Step Functions, that are waiting for a Task Token, support receiving the Task Token as either part of a SendTaskSuccess
, SendTaskFailure
or SendTaskHeartbeat
API call. That step of the Step Function’s workflow can wait any given amount of time to receive any of these commands. This time window is configurable and can be used to allow us to force kill an ECS task after a period of time. It requires a small amount of configuration inside the ECS task and some error handling in the Step Function, which is something they’re great at. When we start our ECS task we can override the container configuration with an environment variable of the Task Token. Our task can then use this to emit a heartbeat at a time interval or send the success or failure commands. Every time the Step Function receives the heartbeat it will know it’s safe to continue waiting for the task to complete and reset that step timeout. If the Step Function doesn’t receive this heartbeat it will result in a Step Function error that can be caught and we can write our own error handling off the back of it. In our case, the lack of heartbeat might indicate that our binary has failed, or the process has gotten into a state it cannot recover from. We can then kill the ECS Task acheiving the timeout that we desire.
When Step Functions integrates with other AWS services, the step that is invoking the AWS API is usually able to access the http response from that AWS API call. In an ECS example, the RunTask API would usually return the ARN of the ECS Task that has started. However, when we’re using the asyncronous waitForTaskToken
approach, rather than the sync
approach, we’re not able to get the ARN of that ECS Task in the Step Functions task output. Because of this we’re not able to get the ARN of the ECS Task when the Step Function calls RunTask
. In the event of a failure or timeout we need to query the Step Function and the History Events of each step. These include the TaskStateEntered
, TaskScheduled
, TaskSubmitted
, TaskStarted
and TaskSucceeded
events. Each of these events contain unique bits of detail.

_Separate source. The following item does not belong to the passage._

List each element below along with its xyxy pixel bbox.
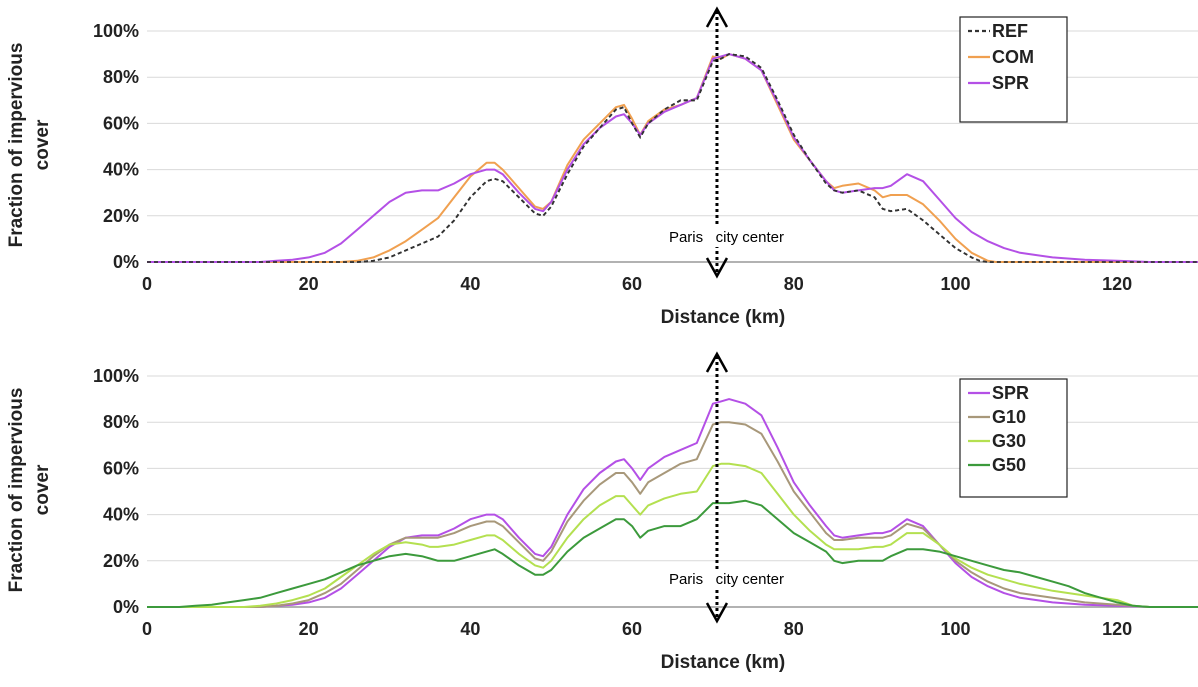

In order to get the ECS Task ARN we must query the Step Functions API using the GetExecutionHistory
API action. This returns all the events that have occured within the current execution. By parsing the response from this API we’re able to get access to that TaskSubmitted
event and retrieve the ECS Task ARN out from it. Once we’ve got the ARN we are then able to call the ECS StopTask
API. Unfortunately, we need to do this in a Lambda Function. Step Function’s JSON Path querying can only filter on a single selector. In the response of the GetExecutionHistory
API we need to filter on the type == TaskSubmitted
and the TaskSubmittedEventDetails.ResourceType == ecs
.
It is this extra bit of error handling in the Step Function that allows us to set timeouts on any ECS Task we want to spawn, despite the ECS service itself not supporting timeouts on ECS Tasks. By leveraging the power of Step Functions we can increase the control we have over our ECS Tasks and use the native error handling within Step Function to kill any ECS Task which have gone on for too long. AWS Lambda has a strict 15 minute timeout on any function that can run, and here we’ve looked at how we can add a similar limit to ECS Tasks, managed by Step Functions. This helps us keep control over how many ECS Tasks we have running and ensures we are not paying for any compute time we don’t need.